I’m a big Warren fan. I think he’s underrated overall and I think his versatility makes him more valuable than his ERA or his WAR or whatever would lead you to believe. He can pitch in any role and be effective and that’s not easy. That he is only sixth — sixth! — on the Opening Day bullpen depth chart is crazy. Warren has been a modern day Ramiro Mendoza, and like Mendoza, the Yankees may let him walk after the season and let some other team pay for his decline.
Shreve’s Fight To Stay On The Roster
Warren is locked into a bullpen spot. There’s no doubt about that. Chasen Shreve’s place on the roster is much more tenuous. He’s gone up-and-down between Scranton and the Bronx the last two years — he’s been more up than down, for what it’s worth — but this season, he won’t be a shuttle option. Shreve is out of minor league options and he’ll have to go through waivers to go to Triple-A. I don’t see it happening. At least not before Opening Day.
Shreve is the last guy in the bullpen and, all things considered, he’s a more than fine candidate for the job. He threw 45.1 innings with a 3.77 ERA (4.55 FIP) last season, striking out 29.3% of batters faced. Shreve has been equally effective against both righties and lefties in his career (.316 wOBA for both), and last season he went more than one inning 14 times. He threw two full innings (or more) eight times. What more do you want from the last guy in the bullpen?
There are two things that prevent Shreve from being a high-leverage piece. One, he walks too many batters. He had a 12.8% walk rate last year and for his career it’s an 11.5% walk rate. And two, Shreve is homer prone. Last season he posted a 1.6 HR/9 and his career rate is … 1.6 HR/9. Yankee Stadium and the juiced ball have not been kind to Shreve. Shreve was pretty great in the first half of the 2015 season. Since then, walks and dingers have held him back.

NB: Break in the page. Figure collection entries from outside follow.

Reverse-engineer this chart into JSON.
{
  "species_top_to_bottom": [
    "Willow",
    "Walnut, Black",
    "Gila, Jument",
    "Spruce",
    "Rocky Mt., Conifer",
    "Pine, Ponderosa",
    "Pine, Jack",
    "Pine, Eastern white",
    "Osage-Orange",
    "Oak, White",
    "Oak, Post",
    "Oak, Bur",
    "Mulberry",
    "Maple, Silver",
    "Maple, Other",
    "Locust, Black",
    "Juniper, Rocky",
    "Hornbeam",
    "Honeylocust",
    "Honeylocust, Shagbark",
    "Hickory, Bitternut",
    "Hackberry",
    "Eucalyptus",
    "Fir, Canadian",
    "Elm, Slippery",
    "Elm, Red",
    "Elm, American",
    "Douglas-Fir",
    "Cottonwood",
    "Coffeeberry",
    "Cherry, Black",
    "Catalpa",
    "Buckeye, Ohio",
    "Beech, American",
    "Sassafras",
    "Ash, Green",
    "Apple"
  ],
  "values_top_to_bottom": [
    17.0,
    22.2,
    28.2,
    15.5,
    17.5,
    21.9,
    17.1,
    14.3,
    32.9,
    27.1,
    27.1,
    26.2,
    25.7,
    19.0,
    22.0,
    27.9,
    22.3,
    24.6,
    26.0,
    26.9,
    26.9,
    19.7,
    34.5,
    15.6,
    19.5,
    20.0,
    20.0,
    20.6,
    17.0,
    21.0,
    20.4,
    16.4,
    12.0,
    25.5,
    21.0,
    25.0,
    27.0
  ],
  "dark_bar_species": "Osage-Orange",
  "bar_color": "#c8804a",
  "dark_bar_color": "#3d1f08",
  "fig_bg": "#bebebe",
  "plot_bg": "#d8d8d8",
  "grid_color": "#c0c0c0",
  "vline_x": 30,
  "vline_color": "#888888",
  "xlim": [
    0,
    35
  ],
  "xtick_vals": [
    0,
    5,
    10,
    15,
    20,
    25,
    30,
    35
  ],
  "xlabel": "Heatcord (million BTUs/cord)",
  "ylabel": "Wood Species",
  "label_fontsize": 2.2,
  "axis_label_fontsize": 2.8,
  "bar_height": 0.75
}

Similar to Warren and his slider, Shreve really ratcheted up his splitter usage last season. He’s always thrown a lot of splitters, that is his go-to pitch, but last year he threw more splitters than ever. Look:
I imagine that will continue this season. Shreve is at the point where he has to perform — and continue to perform, he won’t be able to ride a good start all season — to stay on the roster, because getting shuttled back to Scranton for a few weeks isn’t an option. He’s left-handed, he strikes guys out, he doesn’t have a platoon split, and he’s cheap. Shreve is prime waiver claim fodder, so the Yankees will probably try to keep him around as long as possible.
At the same time, the Yankees have several other bullpen candidates (Luis Cessa, Domingo German, Gio Gallegos, Ben Heller, Jonathan Holder, etc.) and they’re probably not going to get hesitate to give them a look if Shreve isn’t doing a capable job as the last guy in the bullpen. I don’t think Aaron Boone will use Shreve as a pure left-on-left matchup guy. I think he’d stick with the setup guys in any big spot. Shreve will be a mop-up guy, basically, but even then he’ll have to perform. This is a make or break year, at least as far as his time with the Yankees is concerned.